Willem de Ruijter merupakan seorang kapten yang menjadi pejabat penghubung Belanda untuk wilayah kesultanan Cirebon (1688 - 1689)[1], berkenaan dengan hak istimewa para bangsawan Cirebon dan hak-hak mereka atas kepemilikan tanah, Willem de Ruijter kemudian berdialog dengan Tumenggung Raksanegara yang merupakan perwakilan dari Sultan Sepuh Syamsuddin Martawijaya[2] Willem de Ruijter mempertanyakan perkara perpindahan dukungan bangsawan Cirebon dari satu penguasa kepada penguasa lainnya serta hak atas kepemilikan tanah yang mereka kuasai. Tumenggung Raksanegara menjelaskan bahwa jika terjadi perpindahan dukungan bangsawan Cirebon dari satu penguasa kepada penguasa lainnya maka hak atas kepemilikan tanah yang mereka kuasai juga akan ikut berpindah administrasinya kepada penguasa baru yang mereka dukung[2]
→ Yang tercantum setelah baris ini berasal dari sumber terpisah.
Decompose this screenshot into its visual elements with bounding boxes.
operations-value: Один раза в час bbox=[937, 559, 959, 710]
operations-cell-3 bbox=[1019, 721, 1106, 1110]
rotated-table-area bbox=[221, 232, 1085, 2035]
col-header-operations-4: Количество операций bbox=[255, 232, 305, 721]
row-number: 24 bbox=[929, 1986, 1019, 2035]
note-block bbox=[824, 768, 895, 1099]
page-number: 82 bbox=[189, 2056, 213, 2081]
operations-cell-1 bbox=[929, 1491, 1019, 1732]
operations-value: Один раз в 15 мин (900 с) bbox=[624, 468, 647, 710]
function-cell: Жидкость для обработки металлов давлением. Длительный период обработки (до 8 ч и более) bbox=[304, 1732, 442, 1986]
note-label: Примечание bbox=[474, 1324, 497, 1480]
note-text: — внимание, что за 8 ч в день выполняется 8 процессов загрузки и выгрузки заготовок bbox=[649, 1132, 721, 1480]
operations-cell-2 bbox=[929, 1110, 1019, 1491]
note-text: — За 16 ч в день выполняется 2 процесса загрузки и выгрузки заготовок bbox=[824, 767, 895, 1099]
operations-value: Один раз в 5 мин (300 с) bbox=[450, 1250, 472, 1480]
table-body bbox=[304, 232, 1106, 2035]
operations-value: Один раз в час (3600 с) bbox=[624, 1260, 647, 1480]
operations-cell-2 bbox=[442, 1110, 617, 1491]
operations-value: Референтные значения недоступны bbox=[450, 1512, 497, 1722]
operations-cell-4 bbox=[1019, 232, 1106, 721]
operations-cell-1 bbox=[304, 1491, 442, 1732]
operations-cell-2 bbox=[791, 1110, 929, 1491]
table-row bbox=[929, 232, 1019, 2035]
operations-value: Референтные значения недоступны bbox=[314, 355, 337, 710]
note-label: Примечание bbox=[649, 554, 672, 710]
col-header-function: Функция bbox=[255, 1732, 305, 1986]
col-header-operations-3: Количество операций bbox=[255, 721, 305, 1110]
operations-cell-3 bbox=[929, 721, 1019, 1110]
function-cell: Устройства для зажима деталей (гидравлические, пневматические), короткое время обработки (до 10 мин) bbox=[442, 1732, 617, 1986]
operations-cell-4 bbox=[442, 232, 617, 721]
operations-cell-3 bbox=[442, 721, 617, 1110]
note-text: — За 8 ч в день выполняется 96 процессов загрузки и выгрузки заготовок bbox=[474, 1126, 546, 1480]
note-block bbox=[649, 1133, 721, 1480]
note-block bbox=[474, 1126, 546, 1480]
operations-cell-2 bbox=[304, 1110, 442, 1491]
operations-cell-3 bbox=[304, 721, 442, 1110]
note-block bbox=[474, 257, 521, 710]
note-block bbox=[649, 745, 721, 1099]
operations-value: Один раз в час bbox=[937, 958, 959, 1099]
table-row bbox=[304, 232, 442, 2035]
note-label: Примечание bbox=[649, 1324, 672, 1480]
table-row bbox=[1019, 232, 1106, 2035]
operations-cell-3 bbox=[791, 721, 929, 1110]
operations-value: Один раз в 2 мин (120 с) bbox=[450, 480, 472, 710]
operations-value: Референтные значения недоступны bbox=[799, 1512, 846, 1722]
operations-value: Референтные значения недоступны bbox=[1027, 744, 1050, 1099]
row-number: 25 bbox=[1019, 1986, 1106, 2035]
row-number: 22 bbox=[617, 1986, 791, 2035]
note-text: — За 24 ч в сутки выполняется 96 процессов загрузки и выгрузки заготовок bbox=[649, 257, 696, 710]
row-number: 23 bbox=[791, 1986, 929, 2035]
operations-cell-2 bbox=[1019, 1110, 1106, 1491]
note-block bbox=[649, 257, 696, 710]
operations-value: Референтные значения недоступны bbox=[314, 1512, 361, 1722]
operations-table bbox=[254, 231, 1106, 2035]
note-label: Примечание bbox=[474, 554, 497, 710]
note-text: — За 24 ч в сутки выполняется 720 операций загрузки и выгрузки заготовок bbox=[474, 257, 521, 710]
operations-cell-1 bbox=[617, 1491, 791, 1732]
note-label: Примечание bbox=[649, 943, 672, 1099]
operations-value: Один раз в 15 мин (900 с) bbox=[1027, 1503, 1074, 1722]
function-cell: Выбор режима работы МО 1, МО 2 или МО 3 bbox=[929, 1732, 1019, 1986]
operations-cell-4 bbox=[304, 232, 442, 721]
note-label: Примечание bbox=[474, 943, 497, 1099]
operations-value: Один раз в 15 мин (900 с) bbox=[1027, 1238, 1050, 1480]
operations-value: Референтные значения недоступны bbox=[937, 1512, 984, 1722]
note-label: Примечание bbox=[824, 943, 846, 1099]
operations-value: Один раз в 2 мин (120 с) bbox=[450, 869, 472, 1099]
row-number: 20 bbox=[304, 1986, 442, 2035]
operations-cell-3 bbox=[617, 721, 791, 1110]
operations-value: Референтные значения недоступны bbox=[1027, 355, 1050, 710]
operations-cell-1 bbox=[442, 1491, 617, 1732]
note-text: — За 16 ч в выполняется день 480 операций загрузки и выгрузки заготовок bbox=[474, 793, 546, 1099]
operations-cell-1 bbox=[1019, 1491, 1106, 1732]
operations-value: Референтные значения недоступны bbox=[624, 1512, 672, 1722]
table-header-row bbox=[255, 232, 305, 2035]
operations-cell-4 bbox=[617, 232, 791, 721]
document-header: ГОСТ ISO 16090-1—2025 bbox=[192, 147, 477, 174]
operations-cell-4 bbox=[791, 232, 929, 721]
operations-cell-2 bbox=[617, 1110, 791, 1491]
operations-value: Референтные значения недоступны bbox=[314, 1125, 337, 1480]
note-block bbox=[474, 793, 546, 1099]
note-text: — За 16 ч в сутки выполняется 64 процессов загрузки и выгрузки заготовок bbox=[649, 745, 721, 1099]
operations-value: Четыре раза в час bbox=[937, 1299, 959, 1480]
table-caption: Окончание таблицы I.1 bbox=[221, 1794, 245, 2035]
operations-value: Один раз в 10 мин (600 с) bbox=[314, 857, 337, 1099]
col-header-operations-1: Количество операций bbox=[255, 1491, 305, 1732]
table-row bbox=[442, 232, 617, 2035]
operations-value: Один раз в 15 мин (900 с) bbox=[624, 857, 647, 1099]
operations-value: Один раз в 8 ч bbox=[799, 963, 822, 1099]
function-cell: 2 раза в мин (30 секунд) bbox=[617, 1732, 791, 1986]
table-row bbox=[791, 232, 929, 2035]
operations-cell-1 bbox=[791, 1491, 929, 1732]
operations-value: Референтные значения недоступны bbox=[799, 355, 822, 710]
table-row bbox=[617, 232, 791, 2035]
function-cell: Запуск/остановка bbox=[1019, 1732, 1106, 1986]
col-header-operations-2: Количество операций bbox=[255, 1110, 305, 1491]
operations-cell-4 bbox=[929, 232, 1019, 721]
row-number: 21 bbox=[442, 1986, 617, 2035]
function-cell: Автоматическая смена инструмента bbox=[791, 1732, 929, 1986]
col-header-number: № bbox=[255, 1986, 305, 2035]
Penjelasan yang diperoleh Willem de Ruijter dari Tumenggung Raksanegara mengenai hak istimewa para bangsawan Cirebon dan hak kepemilikan tanah mereka kemudian dikonfirmasi kebenarannya oleh para penguasa Cirebon lainnya[2]

Masa Jan Donker van der Hoff

sunting

Jan Donker van der Hoff merupakan seorang pedagang yang menjadi pejabat penghubung Belanda untuk wilayah kesultanan Cirebon (1726 - 1730)[1], Jan Donker van der Hoff berusaha memodifikasi hukum berkaitan dengan hak istimewa para bangsawan Cirebon dan hak kepemilikan mereka atas tanah[2]. Dasar dari kebijakan ini adalah perkara Tubagus Banten dengan Ratu Madya yang merupakan sepupu sultan Anom, Jan Donker van der Hoff berkepentingan menjaga stabilitas hubungan antara kesultanan Banten, Batavia dan Cirebon[2].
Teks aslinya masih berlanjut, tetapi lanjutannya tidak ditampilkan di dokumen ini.